African leaders have been urged to focus more on value addition of their exports to boost revenues and job creation.
Speaking at the 14th African Union high-level private sector forum in Nairobi, Equity Bank managing director and CEO James Mwangi said the continent controls 30 to 35 per cent of the global natural resources, a great potential for production.
“If we can do value addition for the 35 per cent of the total world resources we offer through manufacturing, it would make Africa home to 35 per cent of the manufacturing industries by 2063,” Mwangi said.
Mwangi said currently, the continent only contributes three per cent of the global manufacturing portfolio.

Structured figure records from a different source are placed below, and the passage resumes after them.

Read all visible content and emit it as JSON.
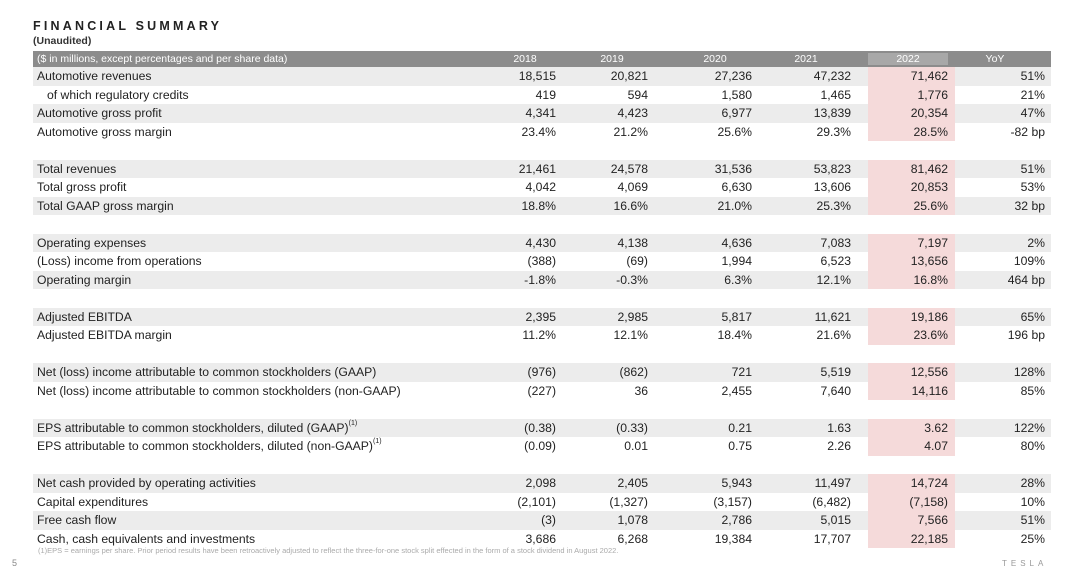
{
  "title": "FINANCIAL SUMMARY",
  "subtitle": "(Unaudited)",
  "header": {
    "label": "($ in millions, except percentages and per share data)",
    "columns": [
      "2018",
      "2019",
      "2020",
      "2021",
      "2022",
      "YoY"
    ]
  },
  "groups": [
    [
      {
        "label": "Automotive revenues",
        "values": [
          "18,515",
          "20,821",
          "27,236",
          "47,232",
          "71,462",
          "51%"
        ]
      },
      {
        "label": "of which regulatory credits",
        "indent": true,
        "values": [
          "419",
          "594",
          "1,580",
          "1,465",
          "1,776",
          "21%"
        ]
      },
      {
        "label": "Automotive gross profit",
        "values": [
          "4,341",
          "4,423",
          "6,977",
          "13,839",
          "20,354",
          "47%"
        ]
      },
      {
        "label": "Automotive gross margin",
        "values": [
          "23.4%",
          "21.2%",
          "25.6%",
          "29.3%",
          "28.5%",
          "-82 bp"
        ]
      }
    ],
    [
      {
        "label": "Total revenues",
        "values": [
          "21,461",
          "24,578",
          "31,536",
          "53,823",
          "81,462",
          "51%"
        ]
      },
      {
        "label": "Total gross profit",
        "values": [
          "4,042",
          "4,069",
          "6,630",
          "13,606",
          "20,853",
          "53%"
        ]
      },
      {
        "label": "Total GAAP gross margin",
        "values": [
          "18.8%",
          "16.6%",
          "21.0%",
          "25.3%",
          "25.6%",
          "32 bp"
        ]
      }
    ],
    [
      {
        "label": "Operating expenses",
        "values": [
          "4,430",
          "4,138",
          "4,636",
          "7,083",
          "7,197",
          "2%"
        ]
      },
      {
        "label": "(Loss) income from operations",
        "values": [
          "(388)",
          "(69)",
          "1,994",
          "6,523",
          "13,656",
          "109%"
        ]
      },
      {
        "label": "Operating margin",
        "values": [
          "-1.8%",
          "-0.3%",
          "6.3%",
          "12.1%",
          "16.8%",
          "464 bp"
        ]
      }
    ],
    [
      {
        "label": "Adjusted EBITDA",
        "values": [
          "2,395",
          "2,985",
          "5,817",
          "11,621",
          "19,186",
          "65%"
        ]
      },
      {
        "label": "Adjusted EBITDA margin",
        "values": [
          "11.2%",
          "12.1%",
          "18.4%",
          "21.6%",
          "23.6%",
          "196 bp"
        ]
      }
    ],
    [
      {
        "label": "Net (loss) income attributable to common stockholders (GAAP)",
        "values": [
          "(976)",
          "(862)",
          "721",
          "5,519",
          "12,556",
          "128%"
        ]
      },
      {
        "label": "Net (loss) income attributable to common stockholders (non-GAAP)",
        "values": [
          "(227)",
          "36",
          "2,455",
          "7,640",
          "14,116",
          "85%"
        ]
      }
    ],
    [
      {
        "label": "EPS attributable to common stockholders, diluted (GAAP)",
        "sup": "(1)",
        "values": [
          "(0.38)",
          "(0.33)",
          "0.21",
          "1.63",
          "3.62",
          "122%"
        ]
      },
      {
        "label": "EPS attributable to common stockholders, diluted (non-GAAP)",
        "sup": "(1)",
        "values": [
          "(0.09)",
          "0.01",
          "0.75",
          "2.26",
          "4.07",
          "80%"
        ]
      }
    ],
    [
      {
        "label": "Net cash provided by operating activities",
        "values": [
          "2,098",
          "2,405",
          "5,943",
          "11,497",
          "14,724",
          "28%"
        ]
      },
      {
        "label": "Capital expenditures",
        "values": [
          "(2,101)",
          "(1,327)",
          "(3,157)",
          "(6,482)",
          "(7,158)",
          "10%"
        ]
      },
      {
        "label": "Free cash flow",
        "values": [
          "(3)",
          "1,078",
          "2,786",
          "5,015",
          "7,566",
          "51%"
        ]
      },
      {
        "label": "Cash, cash equivalents and investments",
        "values": [
          "3,686",
          "6,268",
          "19,384",
          "17,707",
          "22,185",
          "25%"
        ]
      }
    ]
  ],
  "footnote": "(1)EPS = earnings per share. Prior period results have been retroactively adjusted to reflect the three-for-one stock split effected in the form of a stock dividend in August 2022.",
  "page_number": "5",
  "brand": "TESLA",
  "colors": {
    "header_bg": "#8c8c8c",
    "row_shade": "#ececec",
    "highlight": "#f5dada"
  }
}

He added that apart from creating more jobs, value addition would make African states more resilient and independent in terms of goods and services.
“Covid-19 pandemic demonstrated how manufacturing is concentrated. When the global supply chain broke, Africa could not get manufactured goods,” Mwangi added.
“This taught us that we need to have robust national, regional and continental production.”
Further stressing the importance of value addition, Mwangi gave an example of Kenya’s tea production where farmers are receiving less returns for their tea, which is earning good returns in global market, thanks to value addition.
Data by Statista shows for the 52 weeks to December 2019, the average unit price of ready to drink tea reached $1.92 (Sh270.8) in the United States.
A single cup of tea was approximately four times more expensive, with an average unit price of $7.95 (Sh1, 121).
“Today, a single cup tea in foreign market retails averagely at about $7 (Sh987) per unit, compared to the Kenyan market where it retails at an average of $2(Sh282),” Mwangi said.
Africa Union's commissioner for economic development, trade, tourism, industry, and minerals Albert Muchanga said such initiatives would be vital to boost the continent's growth.
“The current study by AUDA-NEPAD positions African economies to grow at seven to 10 per cent annually between now and 2063. This requires, among others, increasing investments from 20 per cent of the continent’s GDP to 40 per cent,” Muchanga said.